Columbus Day: A Celebration of Genocide

Jackie Cannon, Contributor

Christopher Columbus is glorified in American culture, but his journey across the sea marked the beginning of suffering and abuse for thousands of Native Americans. The familiar rhyme states “In fourteen hundred ninety-two/ Columbus sailed the ocean blue.” This fact is essentially the only correct one amidst the lies taught today about who Columbus was and what he really did.

His goal: An Atlantic route to Asia that would take the place of the lengthy and dangerous journey ships then had to take around Africa in order to trade. According to, Columbus and his men enslaved hundreds of natives when their ships arrived on various caribbean islands, such as the Bahamas and Hispaniola.  

Columbus was arrested in 1498 for his and his brothers’ brutality in leading the various colonies they established. He died in 1506 stripped of his noble title and lacking any riches he so desperately desired.

Over the years, the perception of Columbus changed. In 1792, a celebration was held to commemorate the 300th anniversary of Columbus landing in the Bahamas. In 1892, President Benjamin Harrison strongly encouraged Americans to celebrate the 400th anniversary. In 1937, President FDR announced it would be a national holiday, which has been celebrated on the second Monday in every October, according to

Today, kids have school off and adults don’t have to work on Columbus Day. Some still acknowledge the purpose of the day, but most students treat it no differently than a professional development day. They are thrilled not to have school, but they don’t really know why school’s not in session.

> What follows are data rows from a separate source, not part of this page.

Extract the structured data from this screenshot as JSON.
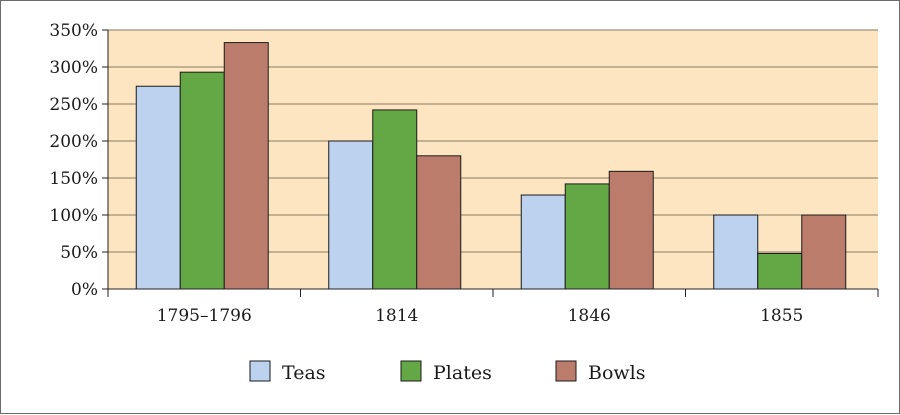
{
  "chart_data": {
    "type": "bar",
    "title": "",
    "xlabel": "",
    "ylabel": "",
    "categories": [
      "1795–1796",
      "1814",
      "1846",
      "1855"
    ],
    "series": [
      {
        "name": "Teas",
        "color": "#bcd2ee",
        "values": [
          274,
          200,
          127,
          100
        ]
      },
      {
        "name": "Plates",
        "color": "#64a846",
        "values": [
          293,
          242,
          142,
          48
        ]
      },
      {
        "name": "Bowls",
        "color": "#bc7c6c",
        "values": [
          333,
          180,
          159,
          100
        ]
      }
    ],
    "ylim": [
      0,
      350
    ],
    "yticks": [
      0,
      50,
      100,
      150,
      200,
      250,
      300,
      350
    ],
    "ytick_labels": [
      "0%",
      "50%",
      "100%",
      "150%",
      "200%",
      "250%",
      "300%",
      "350%"
    ],
    "grid": true,
    "legend_position": "bottom",
    "plot_background": "#fce5c0",
    "gridline_color": "#8a7a60"
  }
}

Ten people out of twenty seven people at Nashoba Regional High School asked did not know why we have school off this Monday. Many of those who got the answer correct were clearly guessing and surprised to know they were right. Furthermore, many people asked continued on to say Columbus day shouldn’t be celebrated. Sophomores felt particularly strong since they have recently begun learning early American History, and what really happened.

When asked, History teacher Mr. Sakellarion explained why he does not support Columbus Day. “First of all, his name wasn’t Christopher Columbus, it was Cristoph Colombo.” Christopher Columbus is the Americanized version of his name. “There are only two people with holidays, Christoph Colombo and MLK. If someone is going to have a holiday, they should at least be nice.”

Mr. Sakellarion raises a lot of important points. How much does the general public really know about Columbus? And does American society really think that Columbus, who infected, enslaved, and abused millions of Natives, is as important as MLK, who protested peacefully for the freedom and equality of everyone, no matter their race. There’s no two ways about it. As long as Columbus Day is celebrated, MLK day can’t be celebrated because the two had opposite philosophies about the basic rights of all human beings.

Columbus day should no longer be celebrated. The day is a marker for the beginning of the abuse, enslavement, and death for millions of Native Americans. In the time from 1494 to 1508, over three million people in the “New World” died, according to, and this all began with Columbus. By celebrating Columbus day, America is supporting the genocide of millions of people who had been thriving for centuries without the interference of Europeans.

Columbus had no right to the lands he “accidentally” bumped into. They were already in use by millions of Native Americans who lived with a respect for the land. Everything changed for the worse on the day Columbus first stumbled onto the Americas. If not for him, Native Americans may not have suffered and died at the hands of a cruel dictator-like man.

So should America really be celebrating Columbus Day? The answer: Absolutely not.